Wednesday, April 08, 2009

"Open Knowledge: Reproducibility in Cheminformatics with Open Data, Open Source and Open Standards"

I have submitted today the abstract of my talk at the GDCh-Wissenschaftsforum Chemie 2009 in Frankfurt in August as part of the Open Notebook Science/Open Drug Discovery session:
    "Open Knowledge: Reproducibility in Cheminformatics with Open Data,
    Open Source and Open Standards"

    The Open paradigms in science have been met with strong criticism.
    Nevertheless, support and use of Open models among scientists is
    growing. While the Open model is certainly only one approach to doing
    science, it has a few aspects that make propagation of knowledge more
    transparent. Indeed, Open Data, Open Source and Open Standards
    (ODOSOS) make it easier to reproduce of knowledge and promote peer
    review. Various ODOSOS projects will be introduced which improve
    reproducibility in cheminformatics, the underlying science of
    exchanging chemical knowledge. Recent contributions of the Chemistry
    Development Kit, Bioclipse, chemical ontologies and others will be
    discussed that add to the repertoire of Open Cheminformatics, and how
    these contribute to Open Knowledge.
The exact details I do not know yet, and likely not before the weekend before the meeting :) But this blog gives a good impression of what you can expect.

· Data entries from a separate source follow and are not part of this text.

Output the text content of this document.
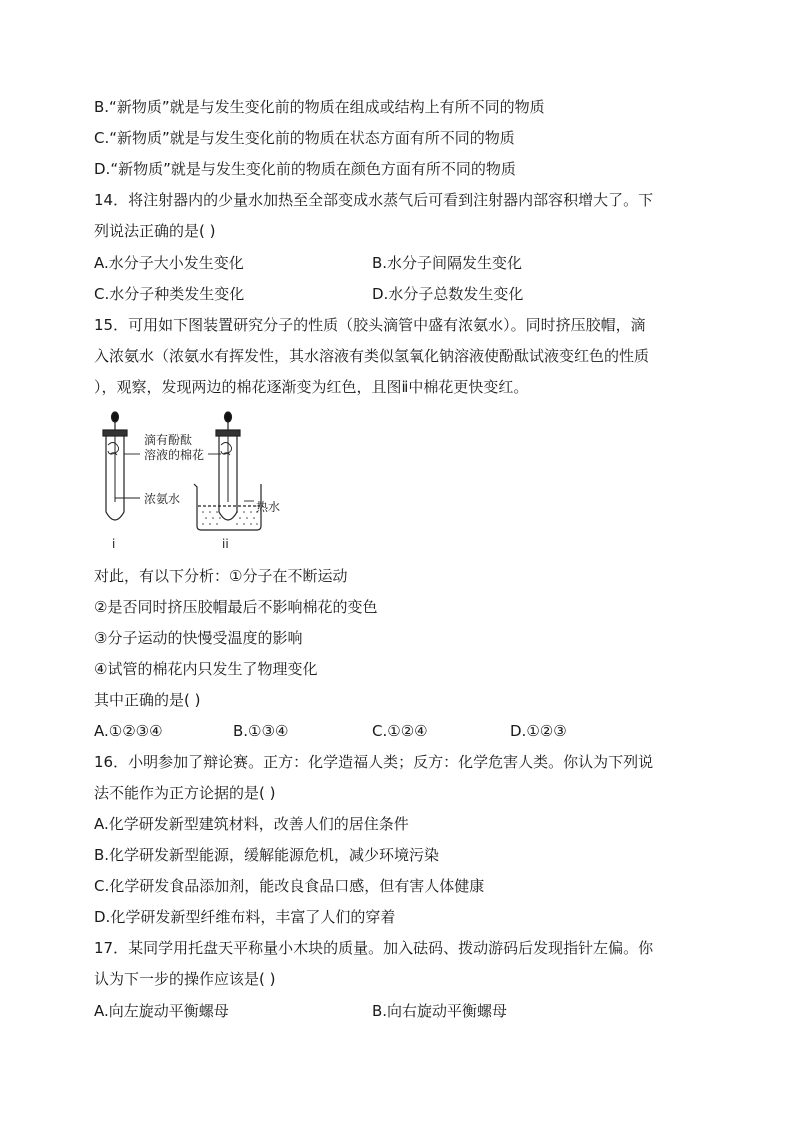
B.“新物质”就是与发生变化前的物质在组成或结构上有所不同的物质
C.“新物质”就是与发生变化前的物质在状态方面有所不同的物质
D.“新物质”就是与发生变化前的物质在颜色方面有所不同的物质
14．将注射器内的少量水加热至全部变成水蒸气后可看到注射器内部容积增大了。下
列说法正确的是( )
A.水分子大小发生变化	B.水分子间隔发生变化
C.水分子种类发生变化	D.水分子总数发生变化
15．可用如下图装置研究分子的性质（胶头滴管中盛有浓氨水）。同时挤压胶帽，滴
入浓氨水（浓氨水有挥发性，其水溶液有类似氢氧化钠溶液使酚酞试液变红色的性质
），观察，发现两边的棉花逐渐变为红色，且图ⅱ中棉花更快变红。
滴有酚酞
溶液的棉花
浓氨水
热水
i	ii
对此，有以下分析：①分子在不断运动
②是否同时挤压胶帽最后不影响棉花的变色
③分子运动的快慢受温度的影响
④试管的棉花内只发生了物理变化
其中正确的是( )
A.①②③④	B.①③④	C.①②④	D.①②③
16．小明参加了辩论赛。正方：化学造福人类；反方：化学危害人类。你认为下列说
法不能作为正方论据的是( )
A.化学研发新型建筑材料，改善人们的居住条件
B.化学研发新型能源，缓解能源危机，减少环境污染
C.化学研发食品添加剂，能改良食品口感，但有害人体健康
D.化学研发新型纤维布料，丰富了人们的穿着
17．某同学用托盘天平称量小木块的质量。加入砝码、拨动游码后发现指针左偏。你
认为下一步的操作应该是( )
A.向左旋动平衡螺母	B.向右旋动平衡螺母
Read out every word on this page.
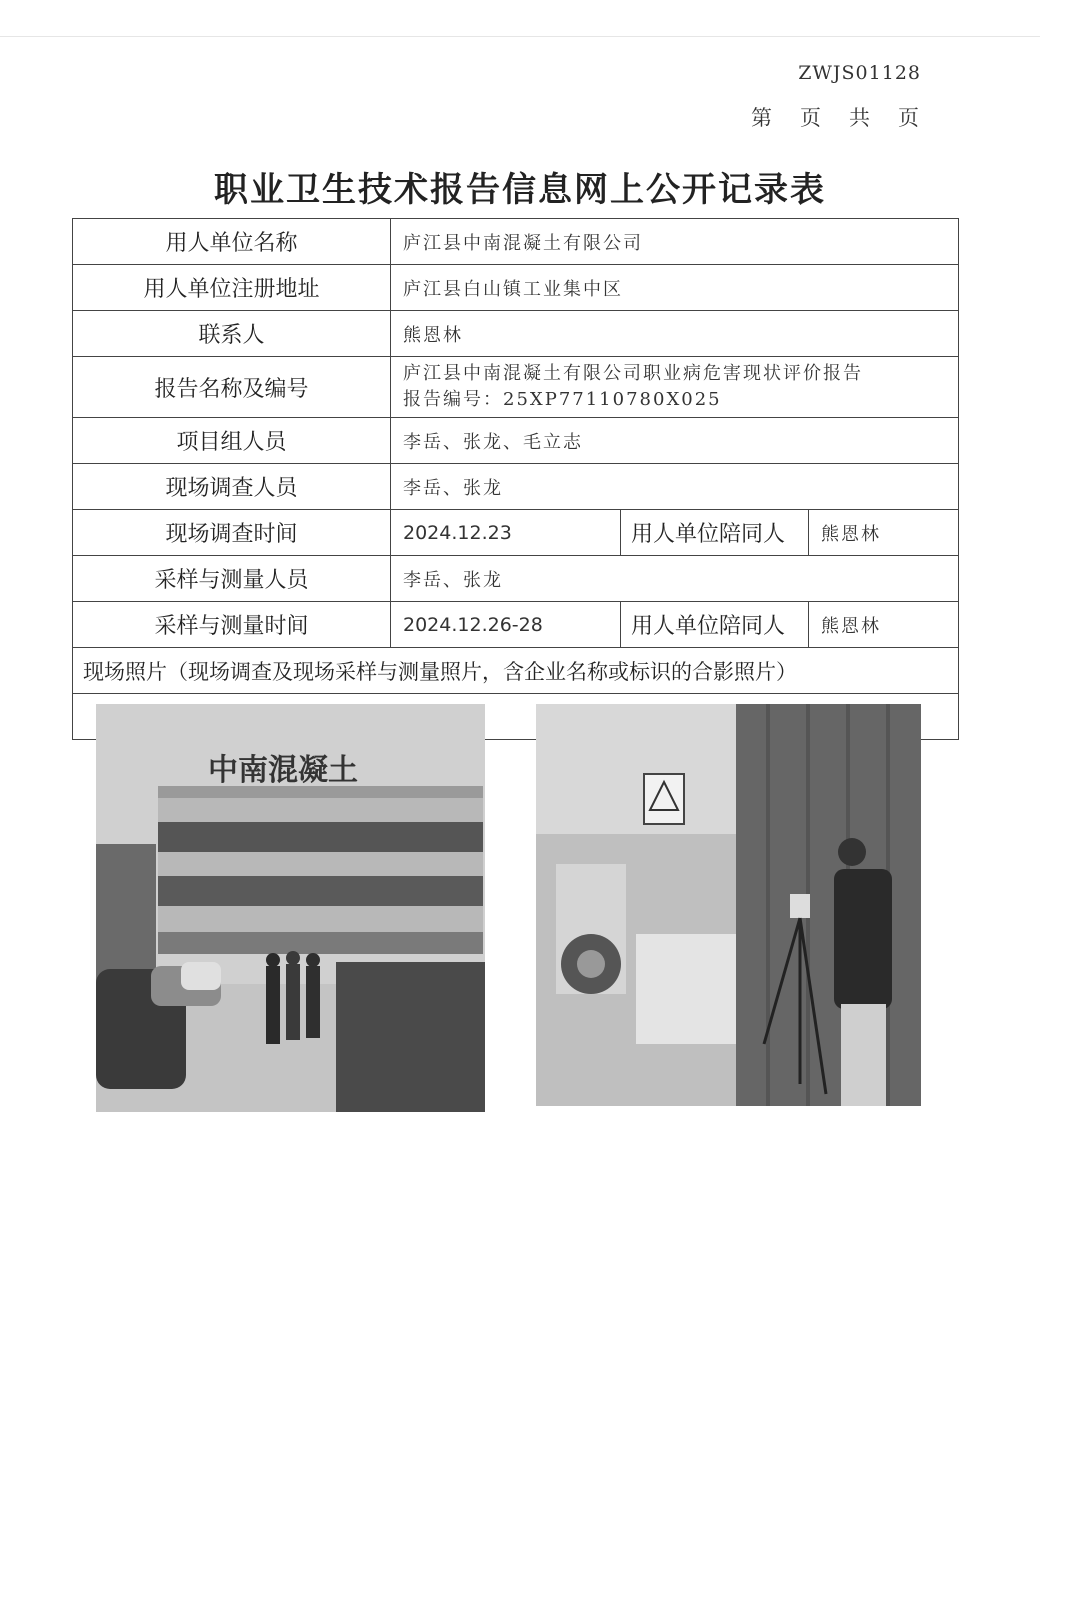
ZWJS01128
第 页 共 页
职业卫生技术报告信息网上公开记录表
用人单位名称	庐江县中南混凝土有限公司		
用人单位注册地址	庐江县白山镇工业集中区		
联系人	熊恩林		
报告名称及编号	庐江县中南混凝土有限公司职业病危害现状评价报告
报告编号：25XP77110780X025		

项目组人员	李岳、张龙、毛立志		
现场调查人员	李岳、张龙		
现场调查时间	2024.12.23	用人单位陪同人	熊恩林
采样与测量人员	李岳、张龙		
采样与测量时间	2024.12.26-28	用人单位陪同人	熊恩林
现场照片（现场调查及现场采样与测量照片，含企业名称或标识的合影照片）			

中南混凝土
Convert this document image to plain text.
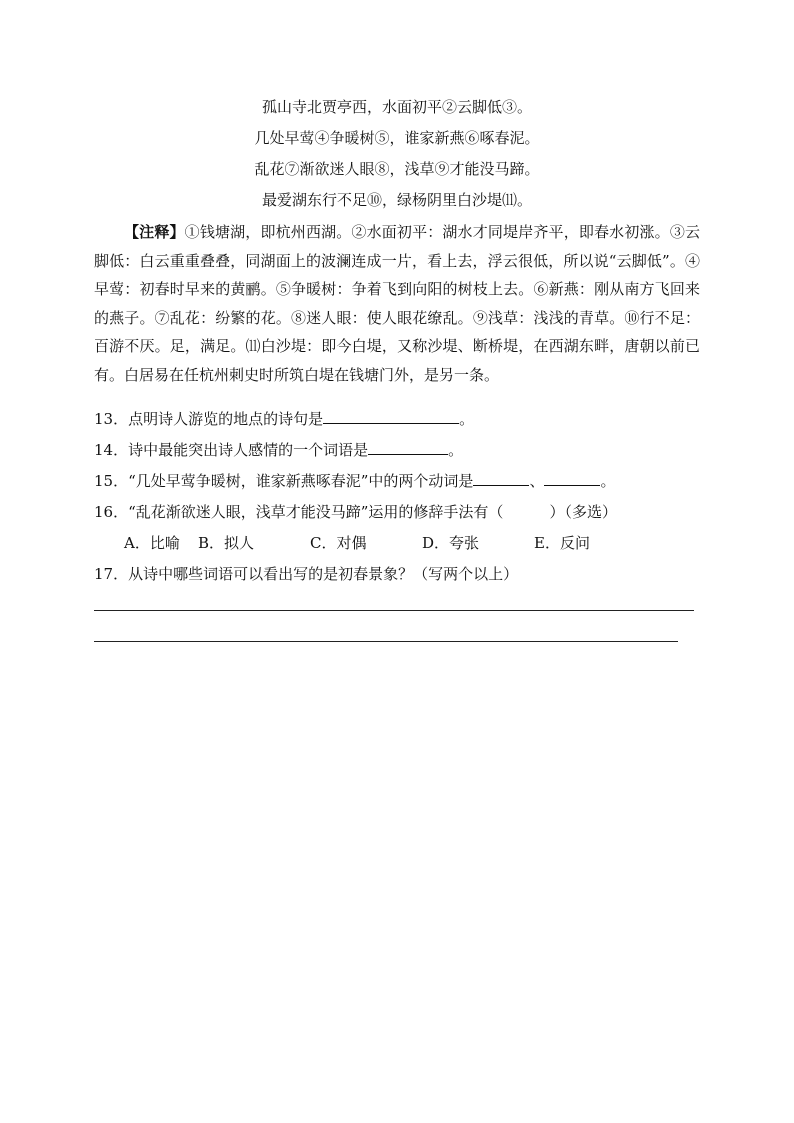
孤山寺北贾亭西，水面初平②云脚低③。
几处早莺④争暖树⑤，谁家新燕⑥啄春泥。
乱花⑦渐欲迷人眼⑧，浅草⑨才能没马蹄。
最爱湖东行不足⑩，绿杨阴里白沙堤⑾。
【注释】①钱塘湖，即杭州西湖。②水面初平：湖水才同堤岸齐平，即春水初涨。③云脚低：白云重重叠叠，同湖面上的波澜连成一片，看上去，浮云很低，所以说“云脚低”。④早莺：初春时早来的黄鹂。⑤争暖树：争着飞到向阳的树枝上去。⑥新燕：刚从南方飞回来的燕子。⑦乱花：纷繁的花。⑧迷人眼：使人眼花缭乱。⑨浅草：浅浅的青草。⑩行不足：百游不厌。足，满足。⑾白沙堤：即今白堤，又称沙堤、断桥堤，在西湖东畔，唐朝以前已有。白居易在任杭州刺史时所筑白堤在钱塘门外，是另一条。
13．点明诗人游览的地点的诗句是	。
14．诗中最能突出诗人感情的一个词语是	。
15．“几处早莺争暖树，谁家新燕啄春泥”中的两个动词是	、	。
16．“乱花渐欲迷人眼，浅草才能没马蹄”运用的修辞手法有（	）（多选）
A．比喻 B．拟人	C．对偶	D．夸张	E．反问
17．从诗中哪些词语可以看出写的是初春景象？（写两个以上）
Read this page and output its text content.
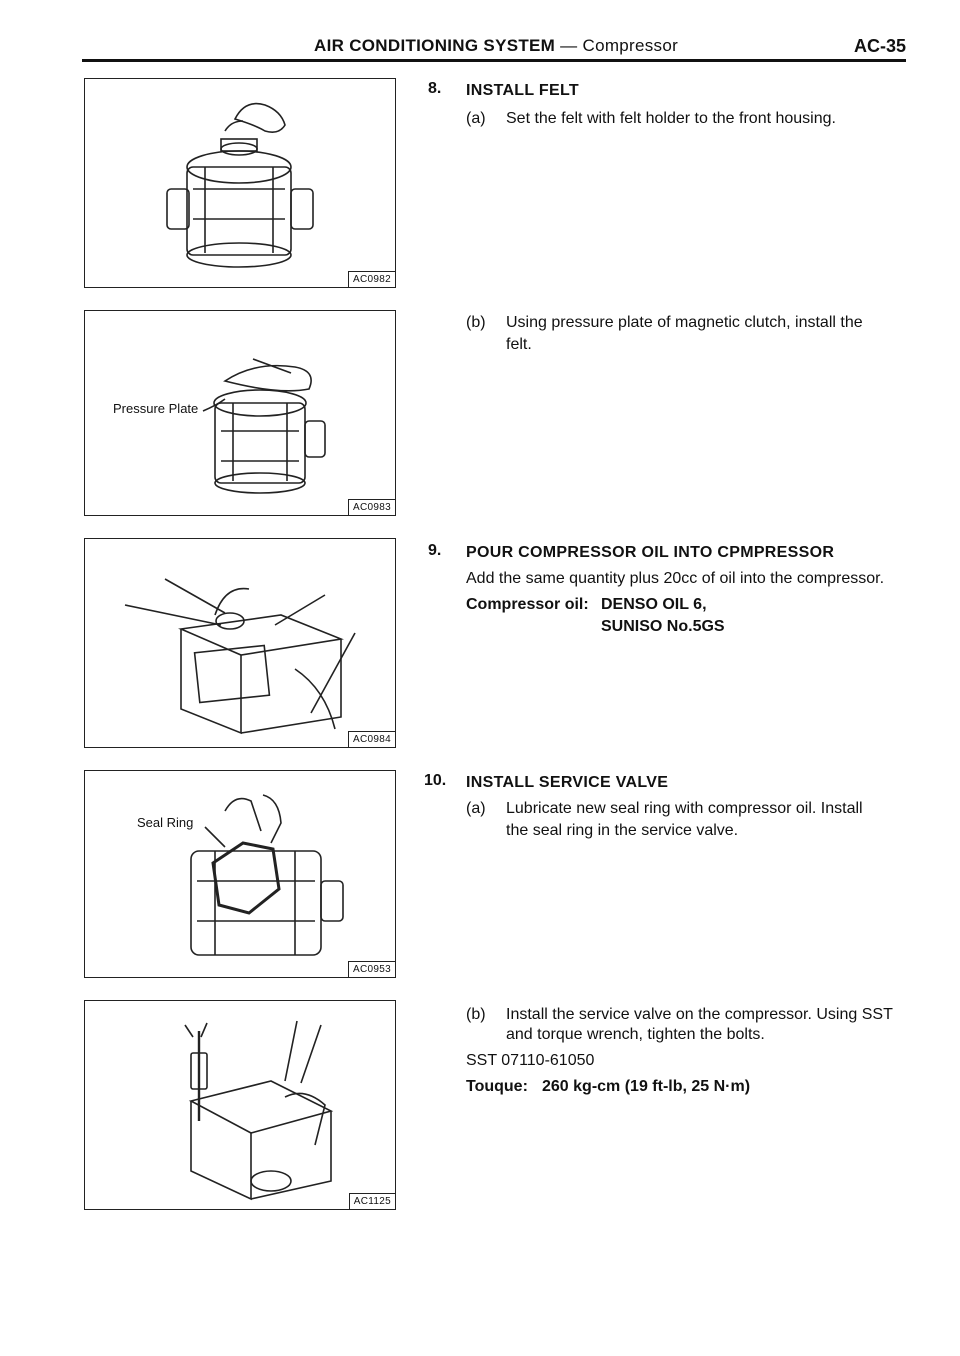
AIR CONDITIONING SYSTEM — Compressor	AC-35
AC0982
Pressure Plate
AC0983
AC0984
Seal Ring
AC0953
AC1125
8. INSTALL FELT
(a) Set the felt with felt holder to the front housing.
(b) Using pressure plate of magnetic clutch, install the
felt.
9. POUR COMPRESSOR OIL INTO CPMPRESSOR
Add the same quantity plus 20cc of oil into the compressor.
Compressor oil: DENSO OIL 6,
SUNISO No.5GS
10. INSTALL SERVICE VALVE
(a) Lubricate new seal ring with compressor oil. Install
the seal ring in the service valve.
(b) Install the service valve on the compressor. Using SST
and torque wrench, tighten the bolts.
SST 07110-61050
Touque: 260 kg-cm (19 ft-lb, 25 N·m)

  1. Good luck, Egon, it sounds like a great talk. Passing my defense last week has put me in a very reflective mood.. If I regret anything about how I carried out my research over the past few years it is that I wasn't more radical in my rejection of the current publishing model. I wish I had refused to traditionally "publish" anything and - using the large amount of my time that choice would have freed up - worked harder to help bring about the kinds of changes that you are working for. Keep going!

  2. I regret too that I didn't convince my supervisors to spend money on making my papers OpenAccess. I should have. That said, I hope to put the open bits of my thesis in the university repository fairly soon now.

    BTW, I would not go as far as saying I wanted to be more radical and reject the old publishing model. It's just that I *prefer* to be my research as easily accessible as possible.